Ainda assim, Passos considerou que “teria preferido que houvesse um ritmo mais intenso, que se andasse mais depressa”.

“Sobretudo, que o foco das reformas estivesse mais centrado no cidadão, portanto, nos empreendedores, nos contribuintes, nas pessoas e menos no Estado consigo próprio”, assumiu Passos Coelho.

“Mas isso são perspetivas, o Governo tem a sua visão das coisas e cá tem vindo a seguir o seu caminho”, disse.

Ainda na mesma ocasião, Passos Coelho deixou críticas ao atual funcionamento do Estado, que, na sua opinião, “funciona mal e, portanto, exige muito às pessoas, mas não devolve reciprocamente aquilo que é necessário, nos tempos que demora a decidir, na forma como complica a vida dos investidores, dos trabalhadores, das instituições”.

É por essa razão que “a reforma do Estado é um ponto importante, crítico” e que “se deve enaltecer”, considerou.

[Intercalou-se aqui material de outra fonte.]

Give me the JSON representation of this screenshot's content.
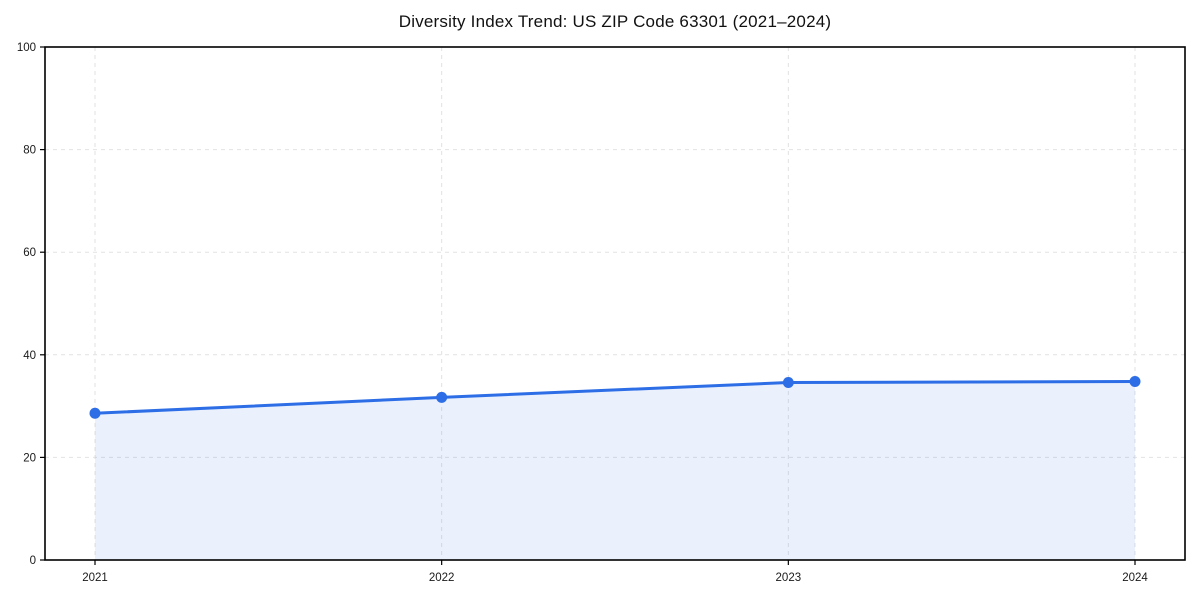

Na opinião do antigo primeiro-ministro, a reforma do Estado é fundamental para que “os rendimentos das pessoas possam crescer, para que aqueles que estão hoje a sair das universidades possam olhar para o futuro”.

"Não haverá ninguém que esteja despreocupado" com polémicas recentes

O antigo primeiro-ministro Pedro Passos Coelho considerou esta quinta-feira que não há "ninguém que esteja despreocupado" com as polémicas das últimas semanas em Portugal e afirmou que não devem ser tomadas como "espuma dos dias”.

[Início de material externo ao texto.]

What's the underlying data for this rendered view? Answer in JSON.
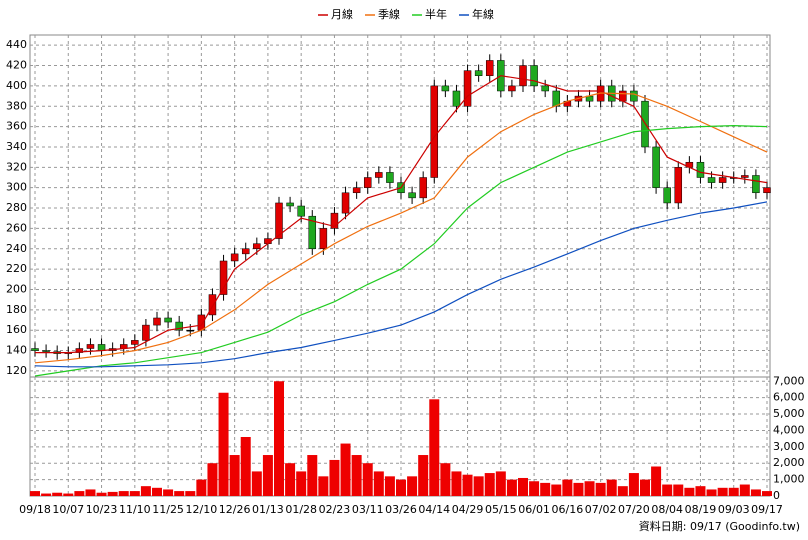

“Julgo que não haverá ninguém que esteja despreocupado com o que se passa”, disse aos jornalistas Passos Coelho, quando questionado sobre as boas práticas e ética política em Portugal.

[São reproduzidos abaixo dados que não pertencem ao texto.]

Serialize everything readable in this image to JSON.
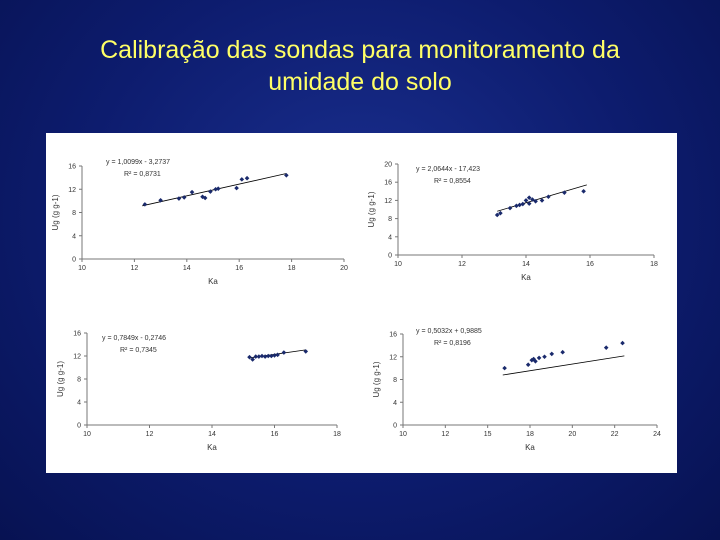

À margem da apresentação do estudo “Desbloquear o crescimento de Portugal" realizado pelo Nobel da Economia James A. Robinson e encomendado pela Confederação Empresarial de Portugal (CIP) e pelo Instituto Amaro da Costa, em Lisboa, o antigo primeiro-ministro assumiu que não querer falar sobre "as polémicas mais recentes”, mas considerou que elas não devem ser tomadas como “mera espuma dos dias"

"Estão para lá da espuma”, referiu.

“Isso remete para uma reflexão e para alguma ação, que é preciso empreender, e para a qual não quero estar, nesta altura, a deitar achas para a fogueira”, acrescentou.

As declarações de Passos Coelho surgem um dia depois da conferência de imprensa do ministro da Administração Interna, Luís Neves, para dar esclarecimentos sobre as polémicas relacionadas com os seus mandatos à frente da Polícia Judiciária (PJ) e com as obras numa sua propriedade no Alentejo.